A meu ver, no equilibrio geral das coisas, a contextualização encontra o mesmo grau de importância que os capítulos. Um não pode co-existir sem o outro, de forma a prevalecer um total entedimento da escrita “mata-ratiana“.


Música “Uma Trilogia Portuguesa”


Letra “Uma Trilogia Portuguesa”

Se perco esse trem
Que sai agora à 11horas
Só amanhã de manhã e além disso mulher tem outras coisa
Minha mãe não dorme enquanto eu não chegar
Sou filho único
Tenho a minha casa para morar
Não posso ficar, não posso ficar

O orgulho deste povo
Que não é bem sucedido
Dá-lhe o nome de fado
Canto triste e deprimido
Ela é a nossa Amália
Que dá voz a Portugal
Dos brutos e analfabetos
Dos trolhas e calgeiral
Cunhas que tocam guitarras
Perpetuando as desgraças
O cantar das ladaínhas
Arrastando o cu nas tascas
Portugal dos pequeninos
Da mentalidade tacanha
Onde se fazem elogios da preguiça e da manha

A moral de beata, espirito de sacristão
De joelhos até Fátima
Mendigando perdão
Choram leite derramado
Por cometer o pecado
Para o ano voltarão
Se o caldo entornado
Tudo pode ser perdoado
Com algumas orações
Até o voto errado, em ano de eleições

No país de marinheiros
O barco anda à deriva
Heróis do mar nobre povo só querem putas e pinga

A bola alegra a malta
O povo da vista estreita
Marca a porra do golo que a festa fica feita
À que pagar as cotas
E promover a riqueza
Primeiro está o clube
Só depois o pão na mesa
Podemos não saber ler
Ganhar é no futebol
O trabalho é só pó preto
P’ra nós é só tintol

Portugal dos pequeninos
Da mentalidade tacanha
Onde se fazem elogios da preguiça e da manha
No país de marinheiros
O barco anda à deriva
Heróis do mar nobre povo só querem putas e pinga


CAP VIII – DEUS, PÁTRIA E FAMÍLIA

Está tudo bem. O meu Benfica ganhou e este ano somos campeões com certeza! Políticos já sabemos todos que são uns filhos da puta. Mas os tempos tacanhos mudam e na verdade trabalho e continuo a trabalhar. A crise é fodida mas dá-me para sobreviver. Mando vir mais uma Sagres e peço ao patrão da tasca para desligar a TV, que estão para ali uns comunistas a falar do perdão fiscal e mundos novos e o caralhos que os foda. Epah, com esses vermelhos já sabemos bem como acaba a história. Por isso é que de vermelho tenho apenas o meu Benfica. Não confio em mais nenhum!

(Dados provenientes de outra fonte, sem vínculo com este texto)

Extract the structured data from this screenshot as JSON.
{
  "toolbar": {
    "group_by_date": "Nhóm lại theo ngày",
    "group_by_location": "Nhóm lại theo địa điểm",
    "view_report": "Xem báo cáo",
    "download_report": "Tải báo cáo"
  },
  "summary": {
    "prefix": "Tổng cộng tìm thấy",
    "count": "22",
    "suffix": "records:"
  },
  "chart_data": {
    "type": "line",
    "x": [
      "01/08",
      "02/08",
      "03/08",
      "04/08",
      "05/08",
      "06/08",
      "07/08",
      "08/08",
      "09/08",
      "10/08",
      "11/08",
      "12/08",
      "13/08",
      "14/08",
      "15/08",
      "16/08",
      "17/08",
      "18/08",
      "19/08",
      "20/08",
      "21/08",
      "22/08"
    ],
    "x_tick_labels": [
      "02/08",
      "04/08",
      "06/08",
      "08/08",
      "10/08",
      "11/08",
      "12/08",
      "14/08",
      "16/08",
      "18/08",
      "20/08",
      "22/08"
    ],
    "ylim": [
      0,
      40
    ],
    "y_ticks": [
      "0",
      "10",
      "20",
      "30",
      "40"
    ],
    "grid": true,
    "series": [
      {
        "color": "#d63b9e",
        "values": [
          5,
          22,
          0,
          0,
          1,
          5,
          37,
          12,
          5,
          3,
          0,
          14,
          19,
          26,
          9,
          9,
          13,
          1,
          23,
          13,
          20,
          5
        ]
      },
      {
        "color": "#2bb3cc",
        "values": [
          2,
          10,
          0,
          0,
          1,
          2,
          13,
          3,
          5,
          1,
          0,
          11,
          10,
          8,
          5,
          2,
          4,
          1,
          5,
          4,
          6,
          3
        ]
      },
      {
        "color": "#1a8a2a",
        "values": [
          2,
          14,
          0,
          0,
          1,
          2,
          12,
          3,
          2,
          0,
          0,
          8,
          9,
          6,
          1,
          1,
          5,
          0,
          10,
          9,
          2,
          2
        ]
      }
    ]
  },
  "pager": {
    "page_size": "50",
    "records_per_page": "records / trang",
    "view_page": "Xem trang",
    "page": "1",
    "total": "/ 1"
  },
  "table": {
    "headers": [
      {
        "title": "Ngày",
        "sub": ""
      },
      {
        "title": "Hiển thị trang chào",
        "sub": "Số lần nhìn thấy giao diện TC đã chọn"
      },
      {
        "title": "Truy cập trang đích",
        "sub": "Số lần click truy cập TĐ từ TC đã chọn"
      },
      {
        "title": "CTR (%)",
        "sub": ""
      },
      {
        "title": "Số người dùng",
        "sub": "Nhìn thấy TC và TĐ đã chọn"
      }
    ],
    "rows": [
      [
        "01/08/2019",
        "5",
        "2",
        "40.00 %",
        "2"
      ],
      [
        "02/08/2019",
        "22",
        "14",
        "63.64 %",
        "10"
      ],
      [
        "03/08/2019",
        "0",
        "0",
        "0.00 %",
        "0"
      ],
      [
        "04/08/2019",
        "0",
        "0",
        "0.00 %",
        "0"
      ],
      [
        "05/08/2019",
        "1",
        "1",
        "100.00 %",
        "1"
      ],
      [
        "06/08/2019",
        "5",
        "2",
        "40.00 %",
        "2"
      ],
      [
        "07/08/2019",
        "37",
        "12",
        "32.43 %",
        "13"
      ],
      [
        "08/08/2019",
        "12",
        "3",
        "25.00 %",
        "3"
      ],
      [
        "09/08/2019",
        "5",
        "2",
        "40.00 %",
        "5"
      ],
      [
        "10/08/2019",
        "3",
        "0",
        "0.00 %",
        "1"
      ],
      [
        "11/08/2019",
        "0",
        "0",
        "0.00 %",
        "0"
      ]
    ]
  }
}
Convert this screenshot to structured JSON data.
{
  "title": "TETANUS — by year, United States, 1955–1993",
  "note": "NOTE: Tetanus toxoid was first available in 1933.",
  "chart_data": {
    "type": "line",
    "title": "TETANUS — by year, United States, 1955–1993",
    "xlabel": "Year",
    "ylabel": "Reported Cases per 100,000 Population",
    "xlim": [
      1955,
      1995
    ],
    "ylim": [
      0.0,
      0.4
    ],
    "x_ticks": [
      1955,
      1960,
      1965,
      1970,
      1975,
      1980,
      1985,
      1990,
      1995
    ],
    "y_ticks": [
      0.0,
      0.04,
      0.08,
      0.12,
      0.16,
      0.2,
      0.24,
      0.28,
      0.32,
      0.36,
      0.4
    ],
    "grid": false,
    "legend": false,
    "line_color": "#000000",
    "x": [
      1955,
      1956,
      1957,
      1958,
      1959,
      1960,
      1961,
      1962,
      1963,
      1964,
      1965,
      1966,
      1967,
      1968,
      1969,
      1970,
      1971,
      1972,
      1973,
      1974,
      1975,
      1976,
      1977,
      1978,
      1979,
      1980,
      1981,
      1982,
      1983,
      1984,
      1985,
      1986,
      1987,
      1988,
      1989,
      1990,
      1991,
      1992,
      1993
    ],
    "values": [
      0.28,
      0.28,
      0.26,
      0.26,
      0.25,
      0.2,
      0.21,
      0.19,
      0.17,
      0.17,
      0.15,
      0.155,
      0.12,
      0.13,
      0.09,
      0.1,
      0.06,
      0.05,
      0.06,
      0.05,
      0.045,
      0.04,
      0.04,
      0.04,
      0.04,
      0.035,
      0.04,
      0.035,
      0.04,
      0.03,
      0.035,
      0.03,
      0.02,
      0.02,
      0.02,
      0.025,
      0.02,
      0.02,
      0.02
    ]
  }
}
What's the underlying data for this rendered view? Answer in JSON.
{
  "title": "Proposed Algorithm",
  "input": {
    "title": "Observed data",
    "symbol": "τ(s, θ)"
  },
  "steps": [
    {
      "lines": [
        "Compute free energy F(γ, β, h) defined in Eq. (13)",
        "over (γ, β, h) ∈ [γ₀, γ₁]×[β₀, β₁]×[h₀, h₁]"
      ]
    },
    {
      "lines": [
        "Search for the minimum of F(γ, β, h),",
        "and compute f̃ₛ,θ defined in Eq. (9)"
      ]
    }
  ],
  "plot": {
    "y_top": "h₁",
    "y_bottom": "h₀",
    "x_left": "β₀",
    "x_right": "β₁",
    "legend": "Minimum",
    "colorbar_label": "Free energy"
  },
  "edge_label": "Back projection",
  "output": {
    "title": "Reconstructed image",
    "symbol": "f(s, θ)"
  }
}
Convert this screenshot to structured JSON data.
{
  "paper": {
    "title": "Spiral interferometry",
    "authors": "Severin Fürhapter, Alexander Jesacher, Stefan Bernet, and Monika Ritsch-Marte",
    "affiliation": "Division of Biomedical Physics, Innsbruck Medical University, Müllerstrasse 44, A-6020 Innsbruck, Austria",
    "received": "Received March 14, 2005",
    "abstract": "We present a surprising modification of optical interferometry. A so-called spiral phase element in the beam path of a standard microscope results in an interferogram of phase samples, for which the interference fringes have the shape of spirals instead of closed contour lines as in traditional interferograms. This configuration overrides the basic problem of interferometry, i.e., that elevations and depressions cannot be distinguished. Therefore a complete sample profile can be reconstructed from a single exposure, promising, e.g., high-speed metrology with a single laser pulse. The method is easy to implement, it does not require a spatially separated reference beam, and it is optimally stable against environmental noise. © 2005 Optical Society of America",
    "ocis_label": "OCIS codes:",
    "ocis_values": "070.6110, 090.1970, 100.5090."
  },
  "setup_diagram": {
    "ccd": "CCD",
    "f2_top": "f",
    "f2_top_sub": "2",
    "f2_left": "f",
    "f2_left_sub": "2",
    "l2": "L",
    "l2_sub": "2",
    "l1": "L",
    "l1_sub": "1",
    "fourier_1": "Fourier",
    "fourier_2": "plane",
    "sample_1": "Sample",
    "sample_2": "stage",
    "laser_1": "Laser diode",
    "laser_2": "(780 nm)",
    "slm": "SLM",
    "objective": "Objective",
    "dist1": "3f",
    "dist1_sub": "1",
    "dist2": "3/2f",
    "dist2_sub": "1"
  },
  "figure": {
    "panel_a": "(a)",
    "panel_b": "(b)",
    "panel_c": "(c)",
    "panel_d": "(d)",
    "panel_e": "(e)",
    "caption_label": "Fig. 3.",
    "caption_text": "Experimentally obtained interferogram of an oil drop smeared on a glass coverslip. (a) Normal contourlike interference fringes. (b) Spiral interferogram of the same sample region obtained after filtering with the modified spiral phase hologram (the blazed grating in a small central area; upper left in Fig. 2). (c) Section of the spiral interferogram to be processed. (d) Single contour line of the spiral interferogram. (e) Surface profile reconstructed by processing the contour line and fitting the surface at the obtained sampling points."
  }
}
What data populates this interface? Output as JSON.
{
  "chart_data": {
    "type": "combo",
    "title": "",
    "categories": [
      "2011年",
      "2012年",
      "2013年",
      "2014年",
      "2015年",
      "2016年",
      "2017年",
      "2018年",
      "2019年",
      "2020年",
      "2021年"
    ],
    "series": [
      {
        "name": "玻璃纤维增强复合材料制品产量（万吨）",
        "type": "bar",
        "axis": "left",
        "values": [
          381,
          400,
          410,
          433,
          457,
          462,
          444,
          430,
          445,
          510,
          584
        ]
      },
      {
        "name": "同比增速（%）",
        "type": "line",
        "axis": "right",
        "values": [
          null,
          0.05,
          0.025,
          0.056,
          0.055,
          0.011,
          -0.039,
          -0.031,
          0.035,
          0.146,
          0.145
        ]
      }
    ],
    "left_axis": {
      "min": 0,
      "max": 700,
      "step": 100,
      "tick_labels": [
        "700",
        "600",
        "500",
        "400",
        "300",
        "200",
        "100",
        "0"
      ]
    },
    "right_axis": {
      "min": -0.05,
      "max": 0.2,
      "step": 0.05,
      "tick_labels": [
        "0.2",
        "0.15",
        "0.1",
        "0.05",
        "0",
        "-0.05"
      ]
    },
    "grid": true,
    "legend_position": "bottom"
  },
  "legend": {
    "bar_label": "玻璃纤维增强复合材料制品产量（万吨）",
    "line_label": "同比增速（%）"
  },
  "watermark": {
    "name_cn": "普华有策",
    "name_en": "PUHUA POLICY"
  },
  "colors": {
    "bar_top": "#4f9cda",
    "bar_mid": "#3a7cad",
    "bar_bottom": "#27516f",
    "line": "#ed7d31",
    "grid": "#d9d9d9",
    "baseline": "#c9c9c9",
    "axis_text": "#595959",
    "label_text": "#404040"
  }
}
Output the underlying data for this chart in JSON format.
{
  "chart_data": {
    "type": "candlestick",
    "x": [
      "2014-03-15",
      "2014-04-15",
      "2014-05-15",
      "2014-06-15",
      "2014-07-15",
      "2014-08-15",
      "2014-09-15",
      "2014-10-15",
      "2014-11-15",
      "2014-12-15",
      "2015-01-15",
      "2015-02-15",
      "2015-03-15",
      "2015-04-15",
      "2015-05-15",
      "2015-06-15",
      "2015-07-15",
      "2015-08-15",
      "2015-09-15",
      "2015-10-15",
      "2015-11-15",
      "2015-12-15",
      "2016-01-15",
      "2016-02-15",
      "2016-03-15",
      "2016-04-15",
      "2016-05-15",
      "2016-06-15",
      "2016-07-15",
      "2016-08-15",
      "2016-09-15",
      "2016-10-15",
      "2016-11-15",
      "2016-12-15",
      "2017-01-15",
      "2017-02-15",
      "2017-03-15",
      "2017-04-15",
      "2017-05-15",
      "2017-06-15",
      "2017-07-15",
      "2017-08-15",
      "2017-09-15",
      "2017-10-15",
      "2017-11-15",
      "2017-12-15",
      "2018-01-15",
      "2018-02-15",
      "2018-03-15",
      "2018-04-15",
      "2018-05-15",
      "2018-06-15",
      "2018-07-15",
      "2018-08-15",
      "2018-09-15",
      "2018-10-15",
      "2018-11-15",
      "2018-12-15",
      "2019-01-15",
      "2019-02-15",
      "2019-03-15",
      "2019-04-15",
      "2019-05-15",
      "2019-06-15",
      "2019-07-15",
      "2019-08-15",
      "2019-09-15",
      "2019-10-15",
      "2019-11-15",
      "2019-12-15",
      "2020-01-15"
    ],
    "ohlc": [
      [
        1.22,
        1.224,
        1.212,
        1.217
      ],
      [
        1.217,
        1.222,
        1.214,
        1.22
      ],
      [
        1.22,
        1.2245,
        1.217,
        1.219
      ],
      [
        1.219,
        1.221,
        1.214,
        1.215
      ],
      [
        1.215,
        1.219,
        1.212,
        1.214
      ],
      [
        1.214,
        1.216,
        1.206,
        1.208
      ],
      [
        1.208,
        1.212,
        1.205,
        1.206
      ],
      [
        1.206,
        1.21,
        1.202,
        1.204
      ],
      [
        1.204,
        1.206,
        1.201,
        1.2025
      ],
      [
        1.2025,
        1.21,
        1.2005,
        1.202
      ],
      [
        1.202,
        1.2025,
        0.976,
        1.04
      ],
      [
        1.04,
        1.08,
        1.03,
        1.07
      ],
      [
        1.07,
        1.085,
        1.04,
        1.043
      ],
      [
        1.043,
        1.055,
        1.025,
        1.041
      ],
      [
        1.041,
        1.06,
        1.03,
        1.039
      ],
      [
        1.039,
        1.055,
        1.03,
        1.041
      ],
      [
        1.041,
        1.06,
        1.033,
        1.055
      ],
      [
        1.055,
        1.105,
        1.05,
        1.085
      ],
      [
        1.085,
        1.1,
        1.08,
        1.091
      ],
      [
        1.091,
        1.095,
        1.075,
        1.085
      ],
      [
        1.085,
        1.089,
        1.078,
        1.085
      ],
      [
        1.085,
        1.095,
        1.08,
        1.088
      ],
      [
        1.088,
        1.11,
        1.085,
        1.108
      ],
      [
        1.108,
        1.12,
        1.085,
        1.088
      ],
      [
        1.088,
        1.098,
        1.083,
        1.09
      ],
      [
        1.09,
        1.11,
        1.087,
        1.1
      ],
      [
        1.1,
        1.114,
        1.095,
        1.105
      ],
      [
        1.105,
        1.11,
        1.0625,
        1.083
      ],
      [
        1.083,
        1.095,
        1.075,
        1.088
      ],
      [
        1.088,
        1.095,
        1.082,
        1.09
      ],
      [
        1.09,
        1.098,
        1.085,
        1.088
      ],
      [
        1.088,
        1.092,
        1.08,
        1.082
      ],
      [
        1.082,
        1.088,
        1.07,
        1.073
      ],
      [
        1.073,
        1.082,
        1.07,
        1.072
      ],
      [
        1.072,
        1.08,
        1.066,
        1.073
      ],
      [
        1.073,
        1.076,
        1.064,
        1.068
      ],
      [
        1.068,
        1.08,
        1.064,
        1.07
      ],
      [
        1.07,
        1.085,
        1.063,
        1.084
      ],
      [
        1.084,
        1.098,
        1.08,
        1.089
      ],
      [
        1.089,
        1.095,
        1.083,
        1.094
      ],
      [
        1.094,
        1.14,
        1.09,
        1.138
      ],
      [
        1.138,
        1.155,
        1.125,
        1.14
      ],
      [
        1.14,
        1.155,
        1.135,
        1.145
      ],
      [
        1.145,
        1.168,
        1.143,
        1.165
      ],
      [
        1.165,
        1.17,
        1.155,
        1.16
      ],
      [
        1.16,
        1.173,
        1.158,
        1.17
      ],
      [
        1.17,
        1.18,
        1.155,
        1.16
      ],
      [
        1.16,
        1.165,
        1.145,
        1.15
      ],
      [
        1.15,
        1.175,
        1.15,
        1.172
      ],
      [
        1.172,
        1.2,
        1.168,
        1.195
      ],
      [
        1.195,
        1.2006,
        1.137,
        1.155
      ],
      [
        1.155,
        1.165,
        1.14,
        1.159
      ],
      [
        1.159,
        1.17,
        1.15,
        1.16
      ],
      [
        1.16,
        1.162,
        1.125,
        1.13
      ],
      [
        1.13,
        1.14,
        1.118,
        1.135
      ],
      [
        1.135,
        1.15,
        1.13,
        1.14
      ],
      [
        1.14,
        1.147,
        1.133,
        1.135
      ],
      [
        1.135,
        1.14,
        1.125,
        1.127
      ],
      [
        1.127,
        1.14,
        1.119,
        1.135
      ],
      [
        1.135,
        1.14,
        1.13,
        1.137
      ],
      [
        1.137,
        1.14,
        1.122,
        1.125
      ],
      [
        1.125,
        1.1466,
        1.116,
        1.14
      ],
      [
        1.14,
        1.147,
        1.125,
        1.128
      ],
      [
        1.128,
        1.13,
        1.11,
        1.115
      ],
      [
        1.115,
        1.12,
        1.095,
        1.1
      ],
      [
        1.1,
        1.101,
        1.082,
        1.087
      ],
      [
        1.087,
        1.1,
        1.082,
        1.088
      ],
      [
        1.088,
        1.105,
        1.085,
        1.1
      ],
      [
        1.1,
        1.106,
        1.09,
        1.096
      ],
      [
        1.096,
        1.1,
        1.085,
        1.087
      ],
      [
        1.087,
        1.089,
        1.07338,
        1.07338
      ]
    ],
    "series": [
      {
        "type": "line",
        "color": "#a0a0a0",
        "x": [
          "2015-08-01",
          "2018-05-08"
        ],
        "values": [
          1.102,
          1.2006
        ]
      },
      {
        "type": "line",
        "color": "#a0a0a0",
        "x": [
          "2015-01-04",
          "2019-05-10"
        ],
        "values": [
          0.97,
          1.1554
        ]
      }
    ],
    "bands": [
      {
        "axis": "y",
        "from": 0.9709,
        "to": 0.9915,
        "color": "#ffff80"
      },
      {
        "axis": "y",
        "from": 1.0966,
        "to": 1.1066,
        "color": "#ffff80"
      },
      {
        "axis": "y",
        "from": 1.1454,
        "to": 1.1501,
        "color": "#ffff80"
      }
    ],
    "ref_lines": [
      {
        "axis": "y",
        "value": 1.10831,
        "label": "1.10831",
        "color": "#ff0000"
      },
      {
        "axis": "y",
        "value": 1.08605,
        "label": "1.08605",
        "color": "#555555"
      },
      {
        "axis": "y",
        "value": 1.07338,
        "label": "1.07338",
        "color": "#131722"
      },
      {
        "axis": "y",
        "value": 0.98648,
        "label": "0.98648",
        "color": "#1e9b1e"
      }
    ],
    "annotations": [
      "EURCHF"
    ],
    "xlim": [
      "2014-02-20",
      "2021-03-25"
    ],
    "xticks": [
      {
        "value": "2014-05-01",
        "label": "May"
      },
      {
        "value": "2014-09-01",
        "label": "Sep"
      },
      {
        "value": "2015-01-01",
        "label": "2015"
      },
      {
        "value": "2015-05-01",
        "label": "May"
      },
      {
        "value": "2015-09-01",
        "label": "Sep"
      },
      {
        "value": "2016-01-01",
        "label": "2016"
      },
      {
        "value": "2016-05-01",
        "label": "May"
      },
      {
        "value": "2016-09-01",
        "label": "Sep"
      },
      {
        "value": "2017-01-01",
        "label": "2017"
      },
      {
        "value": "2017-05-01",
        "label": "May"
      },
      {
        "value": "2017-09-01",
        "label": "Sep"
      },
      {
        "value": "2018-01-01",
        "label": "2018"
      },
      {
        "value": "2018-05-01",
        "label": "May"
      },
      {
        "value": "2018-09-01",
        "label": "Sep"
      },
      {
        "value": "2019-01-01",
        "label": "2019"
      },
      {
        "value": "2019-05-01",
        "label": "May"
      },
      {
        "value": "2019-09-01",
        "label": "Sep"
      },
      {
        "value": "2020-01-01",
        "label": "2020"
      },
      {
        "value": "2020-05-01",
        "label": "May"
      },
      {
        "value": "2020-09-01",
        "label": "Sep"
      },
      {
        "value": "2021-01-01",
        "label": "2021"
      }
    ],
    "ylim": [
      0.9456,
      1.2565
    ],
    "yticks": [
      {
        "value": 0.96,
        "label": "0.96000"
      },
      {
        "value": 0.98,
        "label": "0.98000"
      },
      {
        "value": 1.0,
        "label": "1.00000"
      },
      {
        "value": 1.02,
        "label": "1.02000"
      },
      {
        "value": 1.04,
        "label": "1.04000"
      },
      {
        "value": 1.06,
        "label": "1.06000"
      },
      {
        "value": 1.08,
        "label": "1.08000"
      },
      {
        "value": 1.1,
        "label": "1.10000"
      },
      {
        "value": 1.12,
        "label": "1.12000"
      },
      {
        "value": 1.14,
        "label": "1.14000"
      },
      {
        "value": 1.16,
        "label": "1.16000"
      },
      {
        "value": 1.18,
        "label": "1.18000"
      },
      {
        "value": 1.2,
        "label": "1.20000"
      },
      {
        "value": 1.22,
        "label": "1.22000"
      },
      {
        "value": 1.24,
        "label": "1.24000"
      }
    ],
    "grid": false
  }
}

“É mais uma pinga para aqui, ó chefe!”.

Esta é a minha segunda casa. Na tasca encontro os meus amigos e de preguiça e manha não temos nada. Bem sei que falam de nós, mas somos mais esperto que eles. Eu cá sou bom português! Cumpro os meus deveres como cidadão! Vou à Igreja, pago as quotas do clube e levo o pão para a mesa da minha família! As paredes deste santuário estão revestidas pela Amália, Fátima e Tony Carreira.

O patrão serve-me o tintol mas lá no fundo eu sei que não está tudo bem. Na verdade, as coisas podiam ser bem melhores. Isto no tempo de Salazar é que era bom. Não havia crise, não havia nada. Os imigrantes nem cá punham os pés. Ucranianos e não sei mais o quê. Também a merda dos espanhóis bem que podiam ficar por lá. Nuestros hermanos, o caralho. Bebo o tintol e, porque é o sangue do Senhor, peço mais um! Siga Mané!

Depois de uns quantos copos, sei que às vezes não me porto bem. Dou uns estalecos na Maria, mas ela também merece. Enfim, só Deus sabe o quanto me esforço para manter esta família unida. Bem partilha da minha opinião o sacristão, quando todas as semanas lhe confesso sobre o quão difícil é manter na linha todos à minha volta.

O queixume é geral mas o que Portugal precisa é dos velhos heróis. O que os portugueses necessitam é da triologia Portuguesa. E eu vivo tudo isso.

Vivo, respeito e honro o Deus, pátria e família.

Fim.


Publicarei cada conto uma vez por semana no Portugarte, à sexta-feira, em honra à música Bezana Ska, onde o pessoal sai precisamente nesse dia para embededar-se e divertir-se.

A ideia deste livro é precisamente esta. Criar uma bebedeira colectiva literária, onde somos imergidos pelo álcool das boémias palavras e música dos Mata-Ratos. Vemo-nos na tasca! Até breve compas!


Sugestões, caricas, cartas de amor ou de “sentir o ódio”? É escrever-me!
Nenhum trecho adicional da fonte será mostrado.